Operations Glossary

As with any field, it is important to have clear terms and definitions so people can communicate clearly and effectively. This page will serve as an ongoing glossary to cover common terms in IT Operations.

The definitions for this page will be from a number of sources over time, but is currently from the Visible Ops Handbook which I’m in the process of reading.
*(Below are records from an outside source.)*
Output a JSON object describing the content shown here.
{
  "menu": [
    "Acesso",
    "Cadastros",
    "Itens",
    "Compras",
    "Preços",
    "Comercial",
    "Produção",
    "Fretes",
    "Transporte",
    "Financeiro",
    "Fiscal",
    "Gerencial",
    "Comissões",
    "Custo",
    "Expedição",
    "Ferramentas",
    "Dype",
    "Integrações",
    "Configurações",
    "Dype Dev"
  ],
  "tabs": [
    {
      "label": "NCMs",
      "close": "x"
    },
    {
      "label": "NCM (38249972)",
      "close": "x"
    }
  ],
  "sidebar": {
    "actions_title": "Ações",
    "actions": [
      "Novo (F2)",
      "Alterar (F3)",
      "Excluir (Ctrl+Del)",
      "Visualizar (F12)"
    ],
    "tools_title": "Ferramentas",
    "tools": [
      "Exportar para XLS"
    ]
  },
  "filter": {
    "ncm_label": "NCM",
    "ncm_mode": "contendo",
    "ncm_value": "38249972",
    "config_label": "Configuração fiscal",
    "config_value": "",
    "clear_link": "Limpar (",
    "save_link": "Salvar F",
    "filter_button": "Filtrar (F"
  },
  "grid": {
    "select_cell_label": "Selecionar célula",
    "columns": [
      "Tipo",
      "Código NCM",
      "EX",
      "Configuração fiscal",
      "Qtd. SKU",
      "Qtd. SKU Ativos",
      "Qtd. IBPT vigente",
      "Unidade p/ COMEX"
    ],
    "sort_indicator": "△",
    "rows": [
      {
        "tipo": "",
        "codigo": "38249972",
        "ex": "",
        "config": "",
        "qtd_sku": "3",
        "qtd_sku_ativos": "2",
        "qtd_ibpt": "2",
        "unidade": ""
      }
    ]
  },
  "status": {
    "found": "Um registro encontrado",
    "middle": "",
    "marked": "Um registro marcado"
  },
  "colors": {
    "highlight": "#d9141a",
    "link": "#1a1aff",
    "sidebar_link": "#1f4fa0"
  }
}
  • Availability: Typically stated as the ratio of the time that the system is operating within acceptable bounds divided by the total possible time.
  • Change Advisory Board/Emergency Committee (CAB/EC): When there is an urgent or emergency change and the entire CAB cannot be convened, this is a defined smaller group of stakeholders who can review the change request and make a proper decision as to implementation. Their decision should then be reviewed when the CAB next convenes.
  • Change Success Rate (CSR): The ration of successful changes to total changes. This metric shows the relative effectiveness of the change management process.
  • Configuration Drift: The tendency of configurations to change over time. For example, a server’s configuration is most certinaly known when it is first released. As time goes on, patches get applied, and there is human intervention. As these changes accumulate, undocumented changes may have occurred and the actual configuration has thus “drifted” away from the known configuration.
  • Configuration Item (CI): One discrete build that is tracked. It may be a base component that can not be further divided or an assembly made up of other configuration items. CIs can be hardware, software, documentation or a combination thereof.
  • Configuration Management Database (CMDB): A system used to track configuration items, requests for change, work orders, errors, relationships, etc. The definition is often nebulous as the exact implementation varies across organizations. Fundamentally, it is the core system(s) that tracks all activities including service levels.
  • Defense-in-Depth: A security strategy of using many layers of defense as opposed to relying on fewer layers, perhaps even just a single layer. The thought process is that by using layers, each provides an additional level of security should the preceding barrier be breached.
  • Definitive Software Library (DSL): A repository of authorized software that is secure and has version control. Software may only be added or removed from the library through formal processes.
  • Detective Control: Processes or systems that review records to determine activity. In IT, a change monitoring and reporting system that reviews configurations against known standards on a periodic basis and reports observed changes is an example of a detective control. Likewise, a manual review of a log file looking for anomalies is an example of a detective control.
  • Diff: To create/detect a delta or “difference” between two items. Take lists “ABC” and “CDE”. The diff is “ABDE” as they are unique to each list while “C” is common in both lists.
  • Domain Name Server (DNS): A server application used to map hostnames to Internet Protocol (IP) addresses.
  • Dynamic Host Configuration Protocol (DHCP): A protocol that automatically communicates network configuration settings from a central host to distributed assets, which are configured to use the protocol to obtain their Internet addresses, domain name servers, gateways, etc.
  • Forward Schedule of Change (FSC): A schedule that contains details of all changes and their proposed implementation dates. Items are added to it through the approved change control process.
  • Information Technology Infrastructure Library (ITIL): A collection of best practices codified in seven books by the Office of Government Commerce in the UK. http://www.ogc.gov.uk/index.asp?id=2261
  • IT Process Institute (ITPI): An independent research and membership organization engaged in three principle areas of activity:**Ressearch, Benchmarking and the Development of prescriptive guidance fo practitioners and business executives.
  • Mean Time Between Failures (MTBF): The average time between failures of the asset.
  • Mean Time To Repair (MTTR): The average time it takes to restore service once an asset has failed or dropped below acceptable service levels.
  • Request For Change (RFC): A formally submitted document, or electronic record, that identifies the relevant information surrounding the desired change.
  • Revision Control System (RCS): An application that tracks versions of files or potentially another form of data through the use of access and check-in/check-out controls. Depending on the system, a baseline with subsequent differentials may be tracked or each new version is stored and assigned a unique ID.
  • Shelf Life/Release Shelf Life (RSL): Defines how long a build will remain viable before becoming obsolete.
  • Standard Change: Changes with readily known risks that are regularly made during the course of business, and whose outcomes are predictable.